All it really proves is that the person is telling the truth now, but that's not what the rule wants you to get at.
It wants you to get at rebutting the motive, and the only way you directly rebut the motive, it seems to me, is to show that the statement was made before the motive even ever arose.
Mr. Wallace: --Well, it seems to me that that way of looking at it would have much greater force under the old common law practice where the statement was not itself admissible but could be used only to rehabilitate the testimony on the stand.
The first thing to be noticed about this rule is the very beginning of it, before you get to the number 1.
It says, a statement is not hearsay if, and that was a deliberate and fundamental departure from the common law practice, and this was not a hidden agenda.
This is, what, the only paragraph in the advisory committee notes set forth on page 21 of the blue brief, just below the middle of the page, explicitly explains at common law they were available only to rehabilitate whatever was said on the stand.
But the advisory committee to this extent was adopting the more modern view of scholars who had criticized the common law as too restrictive of hearsay.
When both the witness to whom the statement was made and the declarant were present in the courtroom for cross-examination, there had been views expressed that all statements previously made should always be admissible under that view, but to this extent--
Unknown Speaker: Well, I agree with that, that--
Mr. Wallace: --that view was being adopted.
Unknown Speaker: --it's used for a broader purpose, but the test for its admissibility is still the narrow, old test, and that test is not to show that the witness is telling the truth, and it's very peculiar that it's put that way.
It's not admitted to... you know, if the witness' testimony is contradicted or sought to be impeached.
It doesn't speak that broadly, only particular kinds of charges, and it seems to me that those charges are only directly... directly rebutted by the fact that the prior statement was made before, before that motive could have existed.
Mr. Wallace: The statement, the prior statement is being allowed into evidence as it bears on the issue in the case.
Here the issue of guilt or innocence, the issue of whether the conduct in these very serious charges did or did not occur.
It is not... once you're introducing it as evidence, it's not evidence about whether the child had a motive, it's evidence for the jury to consider on the issue before... of the issue of guilt.
Unknown Speaker: Once it comes in, that's true.
Mr. Wallace: Once it comes in.
Unknown Speaker: But it doesn't come in unless it is going to the motive, and if... this rule would not even have any application if the defendant just came in and tried to show that this child witness was lying, and said nothing about why she was lying, just, she was lying.
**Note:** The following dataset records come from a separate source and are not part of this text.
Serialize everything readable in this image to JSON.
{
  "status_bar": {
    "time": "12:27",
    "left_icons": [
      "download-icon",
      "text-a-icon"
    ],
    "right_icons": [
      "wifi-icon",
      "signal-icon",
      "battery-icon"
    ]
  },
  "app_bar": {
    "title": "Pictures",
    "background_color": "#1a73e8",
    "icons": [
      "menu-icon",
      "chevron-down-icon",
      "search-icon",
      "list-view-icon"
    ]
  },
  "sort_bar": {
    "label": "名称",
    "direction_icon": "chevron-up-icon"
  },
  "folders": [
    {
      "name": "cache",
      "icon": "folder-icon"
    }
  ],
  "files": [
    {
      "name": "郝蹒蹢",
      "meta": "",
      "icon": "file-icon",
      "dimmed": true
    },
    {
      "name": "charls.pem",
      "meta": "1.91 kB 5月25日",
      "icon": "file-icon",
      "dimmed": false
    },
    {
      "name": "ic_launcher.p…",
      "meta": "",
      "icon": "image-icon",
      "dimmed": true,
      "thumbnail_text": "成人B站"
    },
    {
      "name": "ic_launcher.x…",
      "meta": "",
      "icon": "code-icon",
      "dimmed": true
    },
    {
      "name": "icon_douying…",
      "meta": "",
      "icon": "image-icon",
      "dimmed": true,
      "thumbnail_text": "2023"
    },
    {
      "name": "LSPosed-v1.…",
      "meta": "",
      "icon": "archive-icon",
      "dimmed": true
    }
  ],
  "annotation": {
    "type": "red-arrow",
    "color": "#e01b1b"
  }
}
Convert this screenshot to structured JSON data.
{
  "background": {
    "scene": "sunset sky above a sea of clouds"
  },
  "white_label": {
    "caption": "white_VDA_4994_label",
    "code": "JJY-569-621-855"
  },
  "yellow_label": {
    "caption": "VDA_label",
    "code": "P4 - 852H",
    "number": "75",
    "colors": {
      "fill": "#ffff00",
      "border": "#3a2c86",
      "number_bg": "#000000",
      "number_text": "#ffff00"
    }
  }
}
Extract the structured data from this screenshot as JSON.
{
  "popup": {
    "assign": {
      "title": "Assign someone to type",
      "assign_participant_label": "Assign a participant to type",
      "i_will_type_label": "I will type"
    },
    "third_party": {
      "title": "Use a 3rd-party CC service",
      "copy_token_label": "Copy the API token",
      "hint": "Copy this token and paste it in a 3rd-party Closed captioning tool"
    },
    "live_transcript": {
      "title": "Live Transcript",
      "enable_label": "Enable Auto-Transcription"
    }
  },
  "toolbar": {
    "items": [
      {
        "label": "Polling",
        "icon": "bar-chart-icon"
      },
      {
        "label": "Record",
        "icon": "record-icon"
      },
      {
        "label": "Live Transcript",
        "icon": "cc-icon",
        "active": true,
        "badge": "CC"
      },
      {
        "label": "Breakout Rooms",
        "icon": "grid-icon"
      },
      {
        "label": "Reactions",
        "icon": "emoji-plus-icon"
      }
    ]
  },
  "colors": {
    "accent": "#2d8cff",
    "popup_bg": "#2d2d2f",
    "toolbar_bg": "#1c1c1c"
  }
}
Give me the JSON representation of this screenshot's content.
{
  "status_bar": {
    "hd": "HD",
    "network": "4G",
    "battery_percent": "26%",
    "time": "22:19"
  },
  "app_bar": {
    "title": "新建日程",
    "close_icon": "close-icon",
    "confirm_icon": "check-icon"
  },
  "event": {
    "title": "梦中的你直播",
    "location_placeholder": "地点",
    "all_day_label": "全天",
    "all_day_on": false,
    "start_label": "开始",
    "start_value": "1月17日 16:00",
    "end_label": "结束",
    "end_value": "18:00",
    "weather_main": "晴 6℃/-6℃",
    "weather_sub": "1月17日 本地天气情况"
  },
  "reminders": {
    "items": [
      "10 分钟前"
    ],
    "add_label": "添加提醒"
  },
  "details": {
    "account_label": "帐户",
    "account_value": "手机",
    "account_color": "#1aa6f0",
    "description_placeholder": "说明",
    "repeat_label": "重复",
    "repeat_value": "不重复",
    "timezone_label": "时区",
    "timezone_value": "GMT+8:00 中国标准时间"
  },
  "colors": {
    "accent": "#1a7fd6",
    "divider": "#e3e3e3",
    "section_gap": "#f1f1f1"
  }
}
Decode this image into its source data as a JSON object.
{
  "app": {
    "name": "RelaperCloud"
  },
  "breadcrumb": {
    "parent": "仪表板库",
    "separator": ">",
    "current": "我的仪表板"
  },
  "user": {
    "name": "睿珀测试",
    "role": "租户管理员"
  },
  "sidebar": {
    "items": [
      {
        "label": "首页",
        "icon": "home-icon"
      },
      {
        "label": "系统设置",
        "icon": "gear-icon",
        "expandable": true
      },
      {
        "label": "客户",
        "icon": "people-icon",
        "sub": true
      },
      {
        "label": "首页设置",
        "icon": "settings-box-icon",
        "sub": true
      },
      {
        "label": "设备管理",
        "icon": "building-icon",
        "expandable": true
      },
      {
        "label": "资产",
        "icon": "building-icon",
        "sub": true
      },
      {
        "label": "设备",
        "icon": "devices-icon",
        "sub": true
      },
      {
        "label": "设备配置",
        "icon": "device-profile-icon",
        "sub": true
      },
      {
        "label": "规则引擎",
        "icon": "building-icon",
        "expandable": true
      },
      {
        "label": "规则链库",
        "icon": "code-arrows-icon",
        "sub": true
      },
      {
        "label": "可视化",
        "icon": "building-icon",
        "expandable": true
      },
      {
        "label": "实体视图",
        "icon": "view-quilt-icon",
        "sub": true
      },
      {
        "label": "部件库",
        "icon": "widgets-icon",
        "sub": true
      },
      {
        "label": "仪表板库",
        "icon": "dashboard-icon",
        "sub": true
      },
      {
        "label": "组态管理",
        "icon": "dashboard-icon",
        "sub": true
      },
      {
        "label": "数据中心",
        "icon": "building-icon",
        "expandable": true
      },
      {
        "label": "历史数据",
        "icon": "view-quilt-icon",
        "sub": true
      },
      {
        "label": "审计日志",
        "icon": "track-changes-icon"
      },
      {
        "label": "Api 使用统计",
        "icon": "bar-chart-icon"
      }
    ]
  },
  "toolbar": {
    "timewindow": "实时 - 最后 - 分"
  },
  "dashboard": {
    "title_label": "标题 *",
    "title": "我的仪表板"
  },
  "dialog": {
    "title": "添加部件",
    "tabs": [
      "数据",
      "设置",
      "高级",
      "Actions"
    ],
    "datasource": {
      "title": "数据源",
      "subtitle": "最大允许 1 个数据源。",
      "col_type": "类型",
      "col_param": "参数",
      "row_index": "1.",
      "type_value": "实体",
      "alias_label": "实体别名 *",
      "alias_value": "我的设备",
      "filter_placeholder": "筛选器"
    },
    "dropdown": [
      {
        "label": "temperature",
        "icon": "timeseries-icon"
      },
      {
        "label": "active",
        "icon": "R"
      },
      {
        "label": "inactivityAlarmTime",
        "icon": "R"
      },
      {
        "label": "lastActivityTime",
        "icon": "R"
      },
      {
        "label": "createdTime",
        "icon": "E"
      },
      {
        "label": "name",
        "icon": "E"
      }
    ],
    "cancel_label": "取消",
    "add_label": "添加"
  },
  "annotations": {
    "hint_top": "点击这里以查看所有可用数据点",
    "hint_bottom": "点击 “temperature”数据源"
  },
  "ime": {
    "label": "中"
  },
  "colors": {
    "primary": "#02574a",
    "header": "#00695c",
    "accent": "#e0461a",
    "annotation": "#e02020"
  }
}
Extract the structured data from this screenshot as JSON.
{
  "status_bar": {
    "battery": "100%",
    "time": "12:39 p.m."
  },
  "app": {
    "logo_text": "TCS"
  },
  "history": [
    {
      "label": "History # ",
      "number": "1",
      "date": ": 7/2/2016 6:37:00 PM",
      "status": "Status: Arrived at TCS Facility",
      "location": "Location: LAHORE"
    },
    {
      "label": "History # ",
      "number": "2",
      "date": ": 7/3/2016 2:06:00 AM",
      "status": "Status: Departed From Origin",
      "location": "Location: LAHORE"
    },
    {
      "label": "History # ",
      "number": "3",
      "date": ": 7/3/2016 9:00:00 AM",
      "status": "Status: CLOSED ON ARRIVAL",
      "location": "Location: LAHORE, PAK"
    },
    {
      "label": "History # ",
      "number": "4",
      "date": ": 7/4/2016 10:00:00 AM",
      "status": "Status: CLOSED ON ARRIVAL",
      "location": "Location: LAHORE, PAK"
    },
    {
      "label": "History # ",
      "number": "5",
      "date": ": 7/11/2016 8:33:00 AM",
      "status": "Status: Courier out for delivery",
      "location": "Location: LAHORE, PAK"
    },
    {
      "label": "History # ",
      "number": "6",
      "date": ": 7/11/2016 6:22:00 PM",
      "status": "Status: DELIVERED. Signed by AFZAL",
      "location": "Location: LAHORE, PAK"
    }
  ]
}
You could not get it in under this rule, simply say, well, she's been telling the same story all along.
No, no, I haven't impugned her motive.
It's only by impugning the motive the... now, that makes me think that the evidence must go directly to the motive--
Mr. Wallace: It--
Unknown Speaker: --and it only goes directly to the motive as opposed to going to whether she's telling the truth more generally, which is not the point.
Mr. Wallace: --It's rather hard to make a credible charge that a witness is lying if you don't give some reason why you think the witness is lying.
You can argue that the witness should not be believed, that the witness is mistaken, misperceived something.
That's not a charge of fabrication, but it's rather difficult.
Most cases in which a witness is charged with fabrication, we believe will fall within this rule.
Unknown Speaker: But for fabrication your opponent can rely upon the word recent.
Exactly.
Mr. Wallace: But... but--
Unknown Speaker: What rescues it from mere cumulativeness is the time differential, isn't that so?
It seems to me, Mr. Wallace, your position is that the rule as written has the same meaning as if it said, consistent with the declarant's testimony, and lends credibility to that testimony.
Mr. Wallace: --Well, and is... it lends... well, I think that that is an alternative way of expressing what the rule says, consistent with that testimony, and is offered to rebut a charge that the testimony is the product of an improper motive.
If it adds credibility, if it lends further credibility to that testimony, that is a way of rebutting the charge that the testimony is the product of an improper motive rather than the truth.
Unknown Speaker: Any prior consistent statement would help a witness who's not very articulate.
Mr. Wallace: Perhaps one could say that.
We think the proper approach to this is a nuanced approach.
Does the prior statement add anything of probative value to what you have on the stand?
Was it made under circumstances that give it further credibility?
Unknown Speaker: There's a specific exception to the hearsay rules for such statements.
I mean, I don't know why you'd want to shoe-horn it under that.
Mr. Wallace: Well, yes, there are a number of exceptions to the hearsay rules, but there is also this rule, which allows such statements in to add further credibility to the testimony on the stand by explaining what was said in other contexts and in other circumstances by the same witness, and I do want to remind the Court that the rules themselves contain a guide to their interpretation, and that is in Rule 102, which was not cited in the briefs but should not be lost sight of.
It explicitly says,
"these rules shall be construed to secure fairness in administration, elimination of unjustifiable expense and delay, and promotion of growth and development of the law of evidence to the end that the truth may be ascertained and proceedings justly determined. "
and then the--
Unknown Speaker: Why doesn't that suggest that the trial judge should have let it in under the catch-all?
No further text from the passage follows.